The Starbucks/Google plot to take over the world is sounding less and less  evil.

Other than that, though, I really love cultural theory. Thinking about thinking is mind-warping, but in a good way. Mostly.

Over.

Jan 2, 2011

Bright Star

You might, at one point, get an urge to watch something off Netflix. Something good. And Austin-y (because you're an Jane Austin junky and you know how all Austin films end). And you catch a glimpse of Bright Star and remember that your mom said it got a great review from the New York Times. So you look it up and, truth, it was a really great review. Though, really you should have taken a clue from the line that said it's intensity saves it "from the tidy prison of [a] period drama," since a tidy period drama (read: a happy period drama, with a bow tied around happily ever after) is exactly what you're looking for.

So you download it from Netflix and call your whole family in to watch it.

So you watch it.

And it's an exceptionally well done movie. Beautiful, really. Their are some glorious shots. Like this one:


The actors are exceptional. Everything feels quite real (though I do find it odd when they quote poems to each other), but that real feeling makes it that much more annoying when the entire movie is spent in the dramatic, often depressing, throes of love.
So, when you're dad asks, "How long does this last?"

You find yourself saying, "Until he dies?" And hoping that's pretty soon.

Your prediction turns out to be pretty accurate. Most of the movie they're together and happy, though their happiness is always tinged with foreboding, or apart and dissolving into tears. Like when our main character's little sister (Topsy?) runs down and tells her mother, "Fanny wants a knife." When her mother asks why, Topsy replies, "To kill herself." It turns out Mr. Keats has written only a very short letter, after a long while of not writing any letter at all.

So when you get the urge to watch something good and Austin-y on Netflix, don't watch Bright Star.

As beautiful as it is, it's not worth the tears I--erm, you will, rather--shed when Keats dies and poor Fanny goes into convulsive sobs. Just stick with Austin. You might know all the endings... but the main guy doesn't die. And when the main girl breaks down in convulsive sobs at the end, it's because Edward isn't married after all. (Name that movie?)

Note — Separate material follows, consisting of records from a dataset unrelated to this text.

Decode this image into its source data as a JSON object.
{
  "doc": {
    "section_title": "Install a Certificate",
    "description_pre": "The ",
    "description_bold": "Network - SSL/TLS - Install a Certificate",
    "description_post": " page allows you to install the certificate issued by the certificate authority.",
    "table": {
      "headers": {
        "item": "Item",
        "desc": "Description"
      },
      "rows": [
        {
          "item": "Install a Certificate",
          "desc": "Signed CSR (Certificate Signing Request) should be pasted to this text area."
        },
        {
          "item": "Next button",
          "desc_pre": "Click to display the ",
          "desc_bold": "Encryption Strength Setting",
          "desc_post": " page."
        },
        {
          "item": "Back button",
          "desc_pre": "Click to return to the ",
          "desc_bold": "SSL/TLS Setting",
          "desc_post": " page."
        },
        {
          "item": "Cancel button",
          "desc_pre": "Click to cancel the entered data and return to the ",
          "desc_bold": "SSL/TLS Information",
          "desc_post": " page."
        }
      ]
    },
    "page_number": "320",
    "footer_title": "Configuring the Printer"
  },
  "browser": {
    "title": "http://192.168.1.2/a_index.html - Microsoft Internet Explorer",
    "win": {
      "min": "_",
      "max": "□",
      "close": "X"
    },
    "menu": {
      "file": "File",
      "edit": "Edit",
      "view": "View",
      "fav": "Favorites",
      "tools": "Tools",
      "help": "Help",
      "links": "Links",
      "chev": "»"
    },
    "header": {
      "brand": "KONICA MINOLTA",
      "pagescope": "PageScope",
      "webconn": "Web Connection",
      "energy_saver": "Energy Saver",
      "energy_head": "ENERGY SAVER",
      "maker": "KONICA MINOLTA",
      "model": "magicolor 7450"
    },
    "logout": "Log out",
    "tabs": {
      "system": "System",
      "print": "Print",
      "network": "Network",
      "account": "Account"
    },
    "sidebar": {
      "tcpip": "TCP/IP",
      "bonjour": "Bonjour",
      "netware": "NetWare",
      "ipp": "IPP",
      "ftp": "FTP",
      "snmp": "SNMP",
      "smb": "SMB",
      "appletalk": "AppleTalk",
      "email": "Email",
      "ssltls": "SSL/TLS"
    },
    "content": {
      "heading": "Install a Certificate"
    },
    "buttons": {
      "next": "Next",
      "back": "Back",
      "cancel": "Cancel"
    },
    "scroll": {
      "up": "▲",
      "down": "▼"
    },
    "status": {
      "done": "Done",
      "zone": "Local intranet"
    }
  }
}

Of course, I'm directly clashing with the New York Times in writing this, which feels a bit daring. It's the New York Times. Mark Bittman writes for them. And they're the only newspaper I read.

But I'm really against sad endings even when they're based on true stories and I'm against love that always has despair hanging over it... pretty much always. Anyway, I'm pretty sure no one from the New York Times reads this blog. So... Thought I'd give you a heads up. If you like this movie, I still love you. I just probably won't watch movie with you.

Over.

P.S.
I have now had an hour, a few games of Clue and a chapter of Hornblower to think this over and can view Bright Star with some complacency. While the plot was a bit circular and the characters a bit hard for me to relate to, I still think it was a good movie. I might even have liked it, had I had not been hoping for something a little more cheerful, at least in the beginning and middling parts. So, if you like this movie, I'll still watch a movie with you. But I get to choose the movie.